DuPont Clarifies Profit Outlook

Wilmington, DE, Mar. 4--Between 13 percent and 41 percent of the 2004 profit increase previously forecast by the DuPont Co. will result from an accounting adjustment related to the pending sale of Invista, the company told regulators Wednesday. DuPont reiterated its projection that it will earn $2 to $2.20 a share, compared with $1.66 in 2003. The consensus of 16 analysts polled by First Call is $2.15. However, up to 14 cents will come from an adjustment the company first disclosed in October. The impending sale of its polyester, nylon and Lycra business to Koch Industries Inc. required reclassifying the assets in a way that benefits DuPont's bottom line. Spokesman R. Clifton Webb said the quarterly benefit will be 7 cents a share.
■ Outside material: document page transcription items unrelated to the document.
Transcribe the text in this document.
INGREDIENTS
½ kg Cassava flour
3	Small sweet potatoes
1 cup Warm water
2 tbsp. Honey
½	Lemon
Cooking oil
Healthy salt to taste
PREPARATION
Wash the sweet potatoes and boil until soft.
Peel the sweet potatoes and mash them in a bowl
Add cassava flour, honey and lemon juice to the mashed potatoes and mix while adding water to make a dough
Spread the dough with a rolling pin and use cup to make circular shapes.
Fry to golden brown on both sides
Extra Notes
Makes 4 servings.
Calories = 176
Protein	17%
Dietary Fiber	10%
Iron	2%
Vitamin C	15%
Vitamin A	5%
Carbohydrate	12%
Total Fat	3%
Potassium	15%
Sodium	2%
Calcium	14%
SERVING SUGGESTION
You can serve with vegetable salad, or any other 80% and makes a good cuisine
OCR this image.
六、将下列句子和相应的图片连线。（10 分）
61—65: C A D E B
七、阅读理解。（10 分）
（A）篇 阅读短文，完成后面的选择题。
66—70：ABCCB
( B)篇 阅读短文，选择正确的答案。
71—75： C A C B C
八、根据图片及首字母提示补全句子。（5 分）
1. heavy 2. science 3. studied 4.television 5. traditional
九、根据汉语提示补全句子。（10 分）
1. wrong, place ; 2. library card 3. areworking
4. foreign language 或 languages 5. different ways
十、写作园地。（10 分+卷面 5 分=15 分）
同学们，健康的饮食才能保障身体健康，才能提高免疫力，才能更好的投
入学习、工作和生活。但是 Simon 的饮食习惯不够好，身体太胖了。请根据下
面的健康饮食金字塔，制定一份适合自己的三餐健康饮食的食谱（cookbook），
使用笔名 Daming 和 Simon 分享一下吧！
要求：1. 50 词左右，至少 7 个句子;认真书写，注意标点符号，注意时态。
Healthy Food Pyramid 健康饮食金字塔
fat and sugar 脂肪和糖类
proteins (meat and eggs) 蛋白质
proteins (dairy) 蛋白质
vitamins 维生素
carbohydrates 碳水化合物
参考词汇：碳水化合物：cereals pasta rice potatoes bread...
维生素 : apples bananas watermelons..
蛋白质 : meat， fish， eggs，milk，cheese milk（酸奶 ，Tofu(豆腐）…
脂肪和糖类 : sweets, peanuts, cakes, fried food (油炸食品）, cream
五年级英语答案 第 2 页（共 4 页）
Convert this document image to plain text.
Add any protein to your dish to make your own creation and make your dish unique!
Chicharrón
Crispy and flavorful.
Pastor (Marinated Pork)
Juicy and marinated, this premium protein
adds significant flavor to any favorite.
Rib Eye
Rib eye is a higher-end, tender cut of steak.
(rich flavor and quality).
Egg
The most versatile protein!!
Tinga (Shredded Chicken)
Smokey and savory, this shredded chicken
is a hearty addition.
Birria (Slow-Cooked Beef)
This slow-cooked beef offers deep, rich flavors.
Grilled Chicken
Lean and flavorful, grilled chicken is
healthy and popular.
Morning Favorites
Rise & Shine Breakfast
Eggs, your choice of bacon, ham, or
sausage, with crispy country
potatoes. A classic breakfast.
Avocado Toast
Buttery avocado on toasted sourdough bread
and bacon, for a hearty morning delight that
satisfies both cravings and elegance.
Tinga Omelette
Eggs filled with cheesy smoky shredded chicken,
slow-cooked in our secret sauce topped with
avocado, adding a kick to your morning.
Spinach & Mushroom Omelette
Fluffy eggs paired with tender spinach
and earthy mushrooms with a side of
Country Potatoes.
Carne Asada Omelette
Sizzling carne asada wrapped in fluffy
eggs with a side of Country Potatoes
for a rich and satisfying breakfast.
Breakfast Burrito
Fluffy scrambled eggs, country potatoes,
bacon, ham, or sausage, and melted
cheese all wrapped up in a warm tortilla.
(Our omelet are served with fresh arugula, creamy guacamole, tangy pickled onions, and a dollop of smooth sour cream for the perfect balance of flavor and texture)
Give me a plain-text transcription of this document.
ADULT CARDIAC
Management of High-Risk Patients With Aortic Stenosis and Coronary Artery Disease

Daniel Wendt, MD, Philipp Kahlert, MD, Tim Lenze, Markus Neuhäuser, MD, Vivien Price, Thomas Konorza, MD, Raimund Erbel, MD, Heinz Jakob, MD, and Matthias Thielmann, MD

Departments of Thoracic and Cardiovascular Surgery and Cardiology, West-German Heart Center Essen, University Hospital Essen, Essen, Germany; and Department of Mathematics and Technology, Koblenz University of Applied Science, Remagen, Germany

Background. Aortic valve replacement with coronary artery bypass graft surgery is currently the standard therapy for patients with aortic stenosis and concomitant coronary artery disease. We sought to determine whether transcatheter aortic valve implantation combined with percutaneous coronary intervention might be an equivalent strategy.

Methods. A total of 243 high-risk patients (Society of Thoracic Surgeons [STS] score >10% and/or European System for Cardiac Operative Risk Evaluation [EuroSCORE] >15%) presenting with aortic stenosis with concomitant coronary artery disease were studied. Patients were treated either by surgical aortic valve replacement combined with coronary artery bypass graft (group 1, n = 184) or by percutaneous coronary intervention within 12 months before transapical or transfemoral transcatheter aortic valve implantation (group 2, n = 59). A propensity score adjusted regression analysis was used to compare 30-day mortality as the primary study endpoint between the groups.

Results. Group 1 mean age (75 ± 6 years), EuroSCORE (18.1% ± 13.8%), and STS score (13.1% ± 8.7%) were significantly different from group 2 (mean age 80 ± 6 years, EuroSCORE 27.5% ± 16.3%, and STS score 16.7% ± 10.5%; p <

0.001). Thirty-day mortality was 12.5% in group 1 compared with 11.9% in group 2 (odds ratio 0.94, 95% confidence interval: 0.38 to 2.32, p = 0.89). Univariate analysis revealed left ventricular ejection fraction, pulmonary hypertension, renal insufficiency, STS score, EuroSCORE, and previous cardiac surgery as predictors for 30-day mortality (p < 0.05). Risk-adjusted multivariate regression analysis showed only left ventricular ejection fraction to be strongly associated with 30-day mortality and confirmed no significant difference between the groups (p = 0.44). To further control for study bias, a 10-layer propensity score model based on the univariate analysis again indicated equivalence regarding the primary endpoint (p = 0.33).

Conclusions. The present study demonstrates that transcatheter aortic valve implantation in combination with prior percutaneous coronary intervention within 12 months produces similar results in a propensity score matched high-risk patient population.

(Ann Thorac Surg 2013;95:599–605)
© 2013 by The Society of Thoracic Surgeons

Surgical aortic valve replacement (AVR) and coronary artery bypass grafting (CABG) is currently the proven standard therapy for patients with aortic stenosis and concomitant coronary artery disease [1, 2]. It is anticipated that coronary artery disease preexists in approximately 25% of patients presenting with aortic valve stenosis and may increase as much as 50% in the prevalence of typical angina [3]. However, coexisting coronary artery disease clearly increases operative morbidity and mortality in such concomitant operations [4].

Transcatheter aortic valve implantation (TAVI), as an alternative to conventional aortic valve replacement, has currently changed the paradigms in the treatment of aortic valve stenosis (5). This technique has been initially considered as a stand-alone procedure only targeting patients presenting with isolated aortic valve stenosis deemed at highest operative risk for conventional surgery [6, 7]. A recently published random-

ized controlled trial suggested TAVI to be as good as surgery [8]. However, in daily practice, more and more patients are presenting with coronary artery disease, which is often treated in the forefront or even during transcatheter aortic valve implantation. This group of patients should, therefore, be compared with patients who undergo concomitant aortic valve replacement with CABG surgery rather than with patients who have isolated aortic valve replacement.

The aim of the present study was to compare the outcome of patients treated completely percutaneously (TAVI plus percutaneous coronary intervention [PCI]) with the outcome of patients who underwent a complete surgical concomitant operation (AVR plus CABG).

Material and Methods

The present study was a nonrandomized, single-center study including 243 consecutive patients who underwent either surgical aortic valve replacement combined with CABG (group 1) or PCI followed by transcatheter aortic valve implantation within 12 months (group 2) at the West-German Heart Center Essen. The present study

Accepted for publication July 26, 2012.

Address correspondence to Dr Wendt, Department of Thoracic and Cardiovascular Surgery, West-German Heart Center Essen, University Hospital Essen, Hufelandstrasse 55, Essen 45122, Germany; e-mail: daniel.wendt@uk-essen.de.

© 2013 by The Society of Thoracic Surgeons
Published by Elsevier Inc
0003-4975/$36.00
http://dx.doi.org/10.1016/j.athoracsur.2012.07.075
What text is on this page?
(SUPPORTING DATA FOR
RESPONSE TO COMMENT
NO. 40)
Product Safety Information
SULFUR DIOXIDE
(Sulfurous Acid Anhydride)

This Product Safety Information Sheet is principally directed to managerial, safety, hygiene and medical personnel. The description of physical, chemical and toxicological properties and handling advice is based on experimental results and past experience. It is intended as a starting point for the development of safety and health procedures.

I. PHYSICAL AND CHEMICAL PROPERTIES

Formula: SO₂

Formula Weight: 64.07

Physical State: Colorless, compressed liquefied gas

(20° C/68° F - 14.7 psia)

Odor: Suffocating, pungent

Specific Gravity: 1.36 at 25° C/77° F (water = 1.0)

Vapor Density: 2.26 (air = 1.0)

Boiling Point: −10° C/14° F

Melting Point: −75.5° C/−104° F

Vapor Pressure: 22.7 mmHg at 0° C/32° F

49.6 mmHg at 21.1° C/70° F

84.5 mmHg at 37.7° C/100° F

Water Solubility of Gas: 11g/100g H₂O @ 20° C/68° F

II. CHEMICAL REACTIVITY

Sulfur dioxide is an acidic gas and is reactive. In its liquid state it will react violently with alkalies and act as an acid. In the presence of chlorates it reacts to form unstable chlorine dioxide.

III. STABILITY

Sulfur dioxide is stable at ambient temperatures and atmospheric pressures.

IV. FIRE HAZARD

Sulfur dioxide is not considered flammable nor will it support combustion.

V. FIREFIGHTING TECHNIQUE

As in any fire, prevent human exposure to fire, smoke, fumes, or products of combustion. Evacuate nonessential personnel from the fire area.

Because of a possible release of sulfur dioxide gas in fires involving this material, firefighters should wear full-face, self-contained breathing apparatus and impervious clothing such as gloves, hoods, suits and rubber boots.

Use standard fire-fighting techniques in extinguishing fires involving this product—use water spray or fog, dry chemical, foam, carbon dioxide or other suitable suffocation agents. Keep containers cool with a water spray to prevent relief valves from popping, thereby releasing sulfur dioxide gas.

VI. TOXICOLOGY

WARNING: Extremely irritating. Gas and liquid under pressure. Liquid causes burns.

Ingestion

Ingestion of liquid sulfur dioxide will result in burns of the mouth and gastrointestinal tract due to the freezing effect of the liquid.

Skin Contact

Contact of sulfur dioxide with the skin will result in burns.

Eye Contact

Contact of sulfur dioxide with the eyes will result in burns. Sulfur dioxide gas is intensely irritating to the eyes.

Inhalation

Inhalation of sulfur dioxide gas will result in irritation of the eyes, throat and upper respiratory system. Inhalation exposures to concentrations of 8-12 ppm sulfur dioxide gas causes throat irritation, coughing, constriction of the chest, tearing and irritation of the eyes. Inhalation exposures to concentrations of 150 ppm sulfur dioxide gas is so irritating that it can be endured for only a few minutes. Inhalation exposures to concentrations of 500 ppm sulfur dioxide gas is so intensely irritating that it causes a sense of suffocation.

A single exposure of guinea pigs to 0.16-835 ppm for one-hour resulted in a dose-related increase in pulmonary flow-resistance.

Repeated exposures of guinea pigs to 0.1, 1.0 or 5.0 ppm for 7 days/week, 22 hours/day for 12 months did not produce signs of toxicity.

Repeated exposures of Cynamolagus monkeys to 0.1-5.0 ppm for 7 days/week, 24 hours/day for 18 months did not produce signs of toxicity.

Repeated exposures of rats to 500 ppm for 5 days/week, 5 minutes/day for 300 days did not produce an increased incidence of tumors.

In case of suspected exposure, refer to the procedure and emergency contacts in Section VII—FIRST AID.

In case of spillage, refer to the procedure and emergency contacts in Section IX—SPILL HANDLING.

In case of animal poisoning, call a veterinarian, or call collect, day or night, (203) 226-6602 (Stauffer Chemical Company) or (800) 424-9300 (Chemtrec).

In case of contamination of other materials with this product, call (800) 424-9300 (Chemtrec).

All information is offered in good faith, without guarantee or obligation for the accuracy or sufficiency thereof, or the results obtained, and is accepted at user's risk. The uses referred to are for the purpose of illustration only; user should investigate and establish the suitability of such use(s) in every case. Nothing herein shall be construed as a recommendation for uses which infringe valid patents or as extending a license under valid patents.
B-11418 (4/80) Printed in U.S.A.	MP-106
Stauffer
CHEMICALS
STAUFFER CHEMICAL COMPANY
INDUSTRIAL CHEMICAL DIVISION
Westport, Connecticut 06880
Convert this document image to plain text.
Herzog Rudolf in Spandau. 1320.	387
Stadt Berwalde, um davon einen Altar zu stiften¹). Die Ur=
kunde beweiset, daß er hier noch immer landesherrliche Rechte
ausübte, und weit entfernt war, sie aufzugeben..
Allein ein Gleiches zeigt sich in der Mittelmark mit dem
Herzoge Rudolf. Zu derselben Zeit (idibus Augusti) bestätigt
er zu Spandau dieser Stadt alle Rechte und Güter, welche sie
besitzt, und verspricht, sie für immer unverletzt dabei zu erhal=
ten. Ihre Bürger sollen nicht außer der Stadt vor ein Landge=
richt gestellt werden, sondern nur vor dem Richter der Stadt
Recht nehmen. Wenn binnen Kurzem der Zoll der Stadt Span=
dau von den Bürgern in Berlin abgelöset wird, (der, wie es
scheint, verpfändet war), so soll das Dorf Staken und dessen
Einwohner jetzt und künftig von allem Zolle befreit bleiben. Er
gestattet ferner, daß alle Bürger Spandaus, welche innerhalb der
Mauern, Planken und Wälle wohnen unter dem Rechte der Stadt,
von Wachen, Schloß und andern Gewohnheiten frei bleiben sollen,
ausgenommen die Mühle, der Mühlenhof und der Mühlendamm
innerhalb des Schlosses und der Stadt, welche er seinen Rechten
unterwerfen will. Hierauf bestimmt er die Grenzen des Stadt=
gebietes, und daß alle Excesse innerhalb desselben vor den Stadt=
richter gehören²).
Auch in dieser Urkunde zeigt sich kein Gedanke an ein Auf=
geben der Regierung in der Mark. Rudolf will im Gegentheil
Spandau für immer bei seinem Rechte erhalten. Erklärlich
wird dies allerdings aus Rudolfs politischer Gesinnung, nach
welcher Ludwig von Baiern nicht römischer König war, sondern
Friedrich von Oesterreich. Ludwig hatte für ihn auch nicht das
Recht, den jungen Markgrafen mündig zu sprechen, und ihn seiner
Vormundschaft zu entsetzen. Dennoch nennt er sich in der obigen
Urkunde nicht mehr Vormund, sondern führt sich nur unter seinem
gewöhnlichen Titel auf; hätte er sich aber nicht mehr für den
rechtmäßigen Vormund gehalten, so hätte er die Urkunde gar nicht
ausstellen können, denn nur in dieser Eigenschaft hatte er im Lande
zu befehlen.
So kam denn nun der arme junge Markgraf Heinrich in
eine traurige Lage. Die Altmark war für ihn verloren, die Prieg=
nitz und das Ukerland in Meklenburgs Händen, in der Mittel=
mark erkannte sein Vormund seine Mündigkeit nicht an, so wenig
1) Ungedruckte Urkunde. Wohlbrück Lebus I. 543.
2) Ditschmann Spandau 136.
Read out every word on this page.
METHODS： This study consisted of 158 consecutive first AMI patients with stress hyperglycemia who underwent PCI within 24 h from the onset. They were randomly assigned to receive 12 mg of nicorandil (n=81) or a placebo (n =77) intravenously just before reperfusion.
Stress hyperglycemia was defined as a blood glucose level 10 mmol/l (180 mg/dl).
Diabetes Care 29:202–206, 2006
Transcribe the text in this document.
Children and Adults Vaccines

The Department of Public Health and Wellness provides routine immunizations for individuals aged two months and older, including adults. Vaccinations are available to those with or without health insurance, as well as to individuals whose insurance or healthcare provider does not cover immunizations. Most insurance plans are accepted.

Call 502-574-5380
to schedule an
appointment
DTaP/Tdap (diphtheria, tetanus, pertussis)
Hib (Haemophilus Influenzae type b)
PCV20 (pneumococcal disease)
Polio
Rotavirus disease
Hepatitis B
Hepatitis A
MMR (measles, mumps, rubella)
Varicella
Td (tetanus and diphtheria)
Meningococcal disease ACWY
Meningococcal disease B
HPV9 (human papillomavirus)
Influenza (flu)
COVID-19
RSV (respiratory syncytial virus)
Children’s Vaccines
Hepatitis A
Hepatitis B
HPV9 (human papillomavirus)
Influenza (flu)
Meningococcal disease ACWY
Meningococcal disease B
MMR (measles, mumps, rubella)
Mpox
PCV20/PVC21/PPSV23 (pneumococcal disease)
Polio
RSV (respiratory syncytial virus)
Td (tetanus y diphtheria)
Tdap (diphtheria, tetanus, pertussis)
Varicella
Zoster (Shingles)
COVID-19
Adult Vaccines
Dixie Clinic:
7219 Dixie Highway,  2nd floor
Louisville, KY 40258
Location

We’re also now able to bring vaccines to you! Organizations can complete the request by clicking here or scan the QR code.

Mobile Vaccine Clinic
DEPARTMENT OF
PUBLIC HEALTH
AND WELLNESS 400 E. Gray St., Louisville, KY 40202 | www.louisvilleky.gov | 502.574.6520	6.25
He said the amount wasn't specified before Wednesday's filing of Form 10K, an annual report to the Securities and Exchange Commission. "The sale of Invista remains on track for completion during the first half of 2004," Webb said in a statement. That could mean up to a 14-cent benefit to 2004 earnings. Although DuPont reiterated the sale timeline in its filing, its chief financial officer co-signed a Jan. 23 memo citing the end of March as a target date. "We cannot be more specific about the timing of the sale," Webb said. DuPont also said in the 10K that earnings will benefit from Medicare reform, which will help employers cover certain prescription-drug benefits beginning in 2006. The amount, 4 cents a share for the year after taxes, was previously disclosed. Webb said it will be "largely offset" by pension and stock option-related adjustments. The Invista benefit alone could account for up to 41 percent of DuPont's projected increase, should 2004 earnings match the lowest estimate. At $2.20, it could be up to 26 percent. Standard & Poor's Inc. analyst Richard O'Reilly noted that DuPont previously said the $4.4 billion Invista sale would be "neutral to accretive" to 2004 earnings.